Trevor Phillips has accused the BBC of “whitewashing” crime stories by not addressing the high number of black-on-black stabbings, and warned politicians and police to stop ignoring the links between race and gang violence.

Mr Phillips, the former head of the United Kingdom’s Equality and Human Rights Commission (ECHR), made the comments in an opinion piece in The Telegraph on Friday, following a string of stabbings in London and Birmingham.

Referencing a report released on Thursday which revealed that some 27,000 under-19s in England identify themselves as being part of a gang, Mr Phillips noted that in terms of youth gang violence, “black boys are more than 20 times as likely to be involved in serious attacks compared with their white peers.”
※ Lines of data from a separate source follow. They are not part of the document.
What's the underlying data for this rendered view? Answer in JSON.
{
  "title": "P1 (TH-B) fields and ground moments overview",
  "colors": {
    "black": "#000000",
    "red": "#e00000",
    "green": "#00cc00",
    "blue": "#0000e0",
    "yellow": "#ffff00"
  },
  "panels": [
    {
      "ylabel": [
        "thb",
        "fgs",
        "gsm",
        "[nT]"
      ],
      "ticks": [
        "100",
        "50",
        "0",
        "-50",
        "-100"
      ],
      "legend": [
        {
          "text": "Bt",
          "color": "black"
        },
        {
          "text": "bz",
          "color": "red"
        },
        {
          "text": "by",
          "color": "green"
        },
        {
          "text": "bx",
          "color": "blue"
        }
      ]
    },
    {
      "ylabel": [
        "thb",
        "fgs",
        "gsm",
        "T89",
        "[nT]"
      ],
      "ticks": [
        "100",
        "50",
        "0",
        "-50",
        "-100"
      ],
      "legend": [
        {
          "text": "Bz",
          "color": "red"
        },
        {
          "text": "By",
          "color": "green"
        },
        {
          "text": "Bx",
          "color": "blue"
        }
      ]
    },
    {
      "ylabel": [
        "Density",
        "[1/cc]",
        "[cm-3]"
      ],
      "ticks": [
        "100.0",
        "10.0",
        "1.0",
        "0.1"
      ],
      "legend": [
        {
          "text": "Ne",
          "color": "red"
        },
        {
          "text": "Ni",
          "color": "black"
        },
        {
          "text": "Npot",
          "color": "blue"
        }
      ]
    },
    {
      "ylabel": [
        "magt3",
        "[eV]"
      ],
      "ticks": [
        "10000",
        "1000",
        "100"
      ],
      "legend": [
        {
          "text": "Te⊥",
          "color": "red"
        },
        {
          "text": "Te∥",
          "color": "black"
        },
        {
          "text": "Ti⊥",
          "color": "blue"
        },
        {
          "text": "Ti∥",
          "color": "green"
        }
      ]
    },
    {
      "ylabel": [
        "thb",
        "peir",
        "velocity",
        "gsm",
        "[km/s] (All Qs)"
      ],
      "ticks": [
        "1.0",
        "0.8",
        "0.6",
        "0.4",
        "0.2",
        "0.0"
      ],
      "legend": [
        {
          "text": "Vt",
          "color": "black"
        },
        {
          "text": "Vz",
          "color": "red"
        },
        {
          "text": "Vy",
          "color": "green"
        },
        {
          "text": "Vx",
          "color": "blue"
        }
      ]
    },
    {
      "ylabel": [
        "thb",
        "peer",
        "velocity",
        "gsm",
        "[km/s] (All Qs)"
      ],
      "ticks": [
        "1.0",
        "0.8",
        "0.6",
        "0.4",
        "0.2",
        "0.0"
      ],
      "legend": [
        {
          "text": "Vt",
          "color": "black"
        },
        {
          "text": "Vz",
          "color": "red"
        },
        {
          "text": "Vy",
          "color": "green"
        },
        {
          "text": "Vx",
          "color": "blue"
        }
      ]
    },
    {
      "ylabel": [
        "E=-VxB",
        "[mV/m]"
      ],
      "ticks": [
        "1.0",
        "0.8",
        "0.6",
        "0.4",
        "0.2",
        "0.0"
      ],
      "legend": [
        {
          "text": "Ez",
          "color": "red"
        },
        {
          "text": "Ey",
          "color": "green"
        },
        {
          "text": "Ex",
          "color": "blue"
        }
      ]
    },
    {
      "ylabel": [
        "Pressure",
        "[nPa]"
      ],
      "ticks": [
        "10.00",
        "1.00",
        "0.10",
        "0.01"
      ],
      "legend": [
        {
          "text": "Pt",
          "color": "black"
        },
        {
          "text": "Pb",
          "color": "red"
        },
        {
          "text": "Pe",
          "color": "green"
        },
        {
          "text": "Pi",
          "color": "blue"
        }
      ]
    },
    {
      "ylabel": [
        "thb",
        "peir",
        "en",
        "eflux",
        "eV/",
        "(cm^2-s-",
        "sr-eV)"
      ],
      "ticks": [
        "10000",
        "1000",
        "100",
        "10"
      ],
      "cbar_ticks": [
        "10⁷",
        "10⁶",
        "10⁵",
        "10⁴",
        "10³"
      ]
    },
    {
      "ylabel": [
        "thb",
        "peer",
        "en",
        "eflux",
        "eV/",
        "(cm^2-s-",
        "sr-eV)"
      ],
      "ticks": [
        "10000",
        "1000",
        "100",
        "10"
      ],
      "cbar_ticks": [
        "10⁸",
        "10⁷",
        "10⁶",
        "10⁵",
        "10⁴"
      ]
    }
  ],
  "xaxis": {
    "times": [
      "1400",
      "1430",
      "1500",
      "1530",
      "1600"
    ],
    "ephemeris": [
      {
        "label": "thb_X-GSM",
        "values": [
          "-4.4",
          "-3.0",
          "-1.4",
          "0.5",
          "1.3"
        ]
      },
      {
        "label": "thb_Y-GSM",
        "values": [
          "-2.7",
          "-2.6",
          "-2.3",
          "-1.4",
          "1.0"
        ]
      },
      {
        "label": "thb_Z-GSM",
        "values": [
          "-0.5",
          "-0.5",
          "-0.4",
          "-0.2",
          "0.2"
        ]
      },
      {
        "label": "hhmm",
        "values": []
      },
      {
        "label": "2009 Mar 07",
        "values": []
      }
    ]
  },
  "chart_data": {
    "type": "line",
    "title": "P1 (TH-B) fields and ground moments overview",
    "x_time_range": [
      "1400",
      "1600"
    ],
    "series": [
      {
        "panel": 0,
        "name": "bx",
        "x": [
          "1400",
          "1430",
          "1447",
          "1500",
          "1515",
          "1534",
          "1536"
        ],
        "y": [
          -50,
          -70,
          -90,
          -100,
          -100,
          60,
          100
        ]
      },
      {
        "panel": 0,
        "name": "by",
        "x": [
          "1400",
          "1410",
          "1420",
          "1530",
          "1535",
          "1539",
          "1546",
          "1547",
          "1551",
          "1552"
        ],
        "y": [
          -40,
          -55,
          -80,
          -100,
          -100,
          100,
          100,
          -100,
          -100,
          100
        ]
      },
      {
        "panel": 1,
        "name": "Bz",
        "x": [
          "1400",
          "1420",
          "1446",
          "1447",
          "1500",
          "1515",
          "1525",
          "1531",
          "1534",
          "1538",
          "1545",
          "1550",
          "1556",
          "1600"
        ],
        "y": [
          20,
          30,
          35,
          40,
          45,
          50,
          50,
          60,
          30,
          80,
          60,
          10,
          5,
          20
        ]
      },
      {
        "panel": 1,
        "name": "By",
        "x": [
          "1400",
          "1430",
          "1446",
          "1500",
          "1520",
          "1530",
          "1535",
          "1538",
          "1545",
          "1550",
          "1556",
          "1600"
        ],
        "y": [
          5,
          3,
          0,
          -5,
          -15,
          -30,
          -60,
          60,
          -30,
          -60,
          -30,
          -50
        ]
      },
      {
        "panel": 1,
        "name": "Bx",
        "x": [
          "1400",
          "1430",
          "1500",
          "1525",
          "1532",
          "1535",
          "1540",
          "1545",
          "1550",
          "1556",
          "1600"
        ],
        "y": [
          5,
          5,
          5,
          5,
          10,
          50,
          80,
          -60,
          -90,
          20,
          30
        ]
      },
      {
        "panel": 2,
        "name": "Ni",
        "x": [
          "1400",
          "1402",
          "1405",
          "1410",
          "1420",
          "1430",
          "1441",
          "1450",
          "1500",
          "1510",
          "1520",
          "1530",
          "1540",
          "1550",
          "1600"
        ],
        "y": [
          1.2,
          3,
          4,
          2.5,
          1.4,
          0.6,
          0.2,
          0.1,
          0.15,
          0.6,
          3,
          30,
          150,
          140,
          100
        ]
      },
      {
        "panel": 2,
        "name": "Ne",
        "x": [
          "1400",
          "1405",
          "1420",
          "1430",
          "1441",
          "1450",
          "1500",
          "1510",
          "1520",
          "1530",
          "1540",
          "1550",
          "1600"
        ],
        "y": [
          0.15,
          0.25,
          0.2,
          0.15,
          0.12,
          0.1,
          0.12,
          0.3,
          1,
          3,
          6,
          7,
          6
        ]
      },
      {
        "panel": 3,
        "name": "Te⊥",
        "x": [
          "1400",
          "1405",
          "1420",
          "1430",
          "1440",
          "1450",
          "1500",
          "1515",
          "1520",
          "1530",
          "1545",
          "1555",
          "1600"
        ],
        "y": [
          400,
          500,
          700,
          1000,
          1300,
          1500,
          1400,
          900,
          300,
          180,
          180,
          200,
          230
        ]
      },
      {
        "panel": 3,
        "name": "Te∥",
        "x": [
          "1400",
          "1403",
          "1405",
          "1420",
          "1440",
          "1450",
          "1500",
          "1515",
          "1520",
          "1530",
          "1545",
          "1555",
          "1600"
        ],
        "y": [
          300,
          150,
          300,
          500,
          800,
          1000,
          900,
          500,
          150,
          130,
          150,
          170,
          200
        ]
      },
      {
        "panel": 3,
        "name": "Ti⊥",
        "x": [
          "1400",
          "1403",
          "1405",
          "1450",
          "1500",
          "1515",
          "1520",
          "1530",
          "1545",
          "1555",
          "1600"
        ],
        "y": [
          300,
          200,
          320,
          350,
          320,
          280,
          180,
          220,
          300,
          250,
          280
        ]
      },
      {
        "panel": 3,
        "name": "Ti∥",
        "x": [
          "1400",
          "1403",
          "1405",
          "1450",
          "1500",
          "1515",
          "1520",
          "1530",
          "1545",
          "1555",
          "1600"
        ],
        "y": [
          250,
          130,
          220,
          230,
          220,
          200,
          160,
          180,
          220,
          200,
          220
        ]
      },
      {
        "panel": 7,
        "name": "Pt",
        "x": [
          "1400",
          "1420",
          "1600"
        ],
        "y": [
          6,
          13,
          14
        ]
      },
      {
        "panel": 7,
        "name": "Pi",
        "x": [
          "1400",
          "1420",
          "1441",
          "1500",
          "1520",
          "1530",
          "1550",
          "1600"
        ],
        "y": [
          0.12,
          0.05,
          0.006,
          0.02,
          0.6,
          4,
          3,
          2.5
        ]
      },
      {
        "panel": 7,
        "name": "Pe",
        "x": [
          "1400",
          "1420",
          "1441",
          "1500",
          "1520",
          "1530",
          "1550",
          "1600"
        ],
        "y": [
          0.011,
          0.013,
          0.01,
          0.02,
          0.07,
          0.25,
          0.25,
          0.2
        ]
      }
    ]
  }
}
“Yet, to read our newspapers and to listen to our media, you would imagine that race played no part in this issue at all,” the Policy Exchange think tank senior fellow wrote.

“The BBC in particular is guilty of whitewashing the truth. Its defence is that race should only be reported where it is relevant. Yet it has no qualms about routinely describing stop and search by police in racial terms.”

“The daily parade of dark faces in items about knife crime tells its own story,” he remarked. “And the routine appearance of such individuals as ‘Olu from Brixton’ in radio interviews would provoke howls of ‘racist dog-whistling’ around Broadcasting House were the BBC’s own journalists not so deeply complicit in the silence.”

Admonishing police, the media, and politicians for wasting time and resources by arguing over police numbers and “tough tactics”, Mr Phillips said, “We need to focus honestly on who is dying and who is doing the killing if we are to stop the carnage.”

Across England, nine males have died, mostly as a result of a stabbing, in the past week, with three under-19s being stabbed to death in Birmingham in less than two weeks.

Normally associated with London, the issue of youth knife violence in the Midlands city hit the headlines after the fatal stabbing of three minority ethnic males, Hazrat Umar, 18, Abdullah Muhammad, 16, and Sidali Mohamed, 16.

The string of youth murders resulted in West Midlands Police chief constable Dave Thompson declaring knife crime “an emergency”, with 269 knife crimes recorded in Birmingham so far this year, 97 of which were stabbings.

Birmingham, Britain’s second-largest city, saw its bloodiest year in a decade in 2018, with the city’s murder rate per capita between April and September being higher than for that same period in London.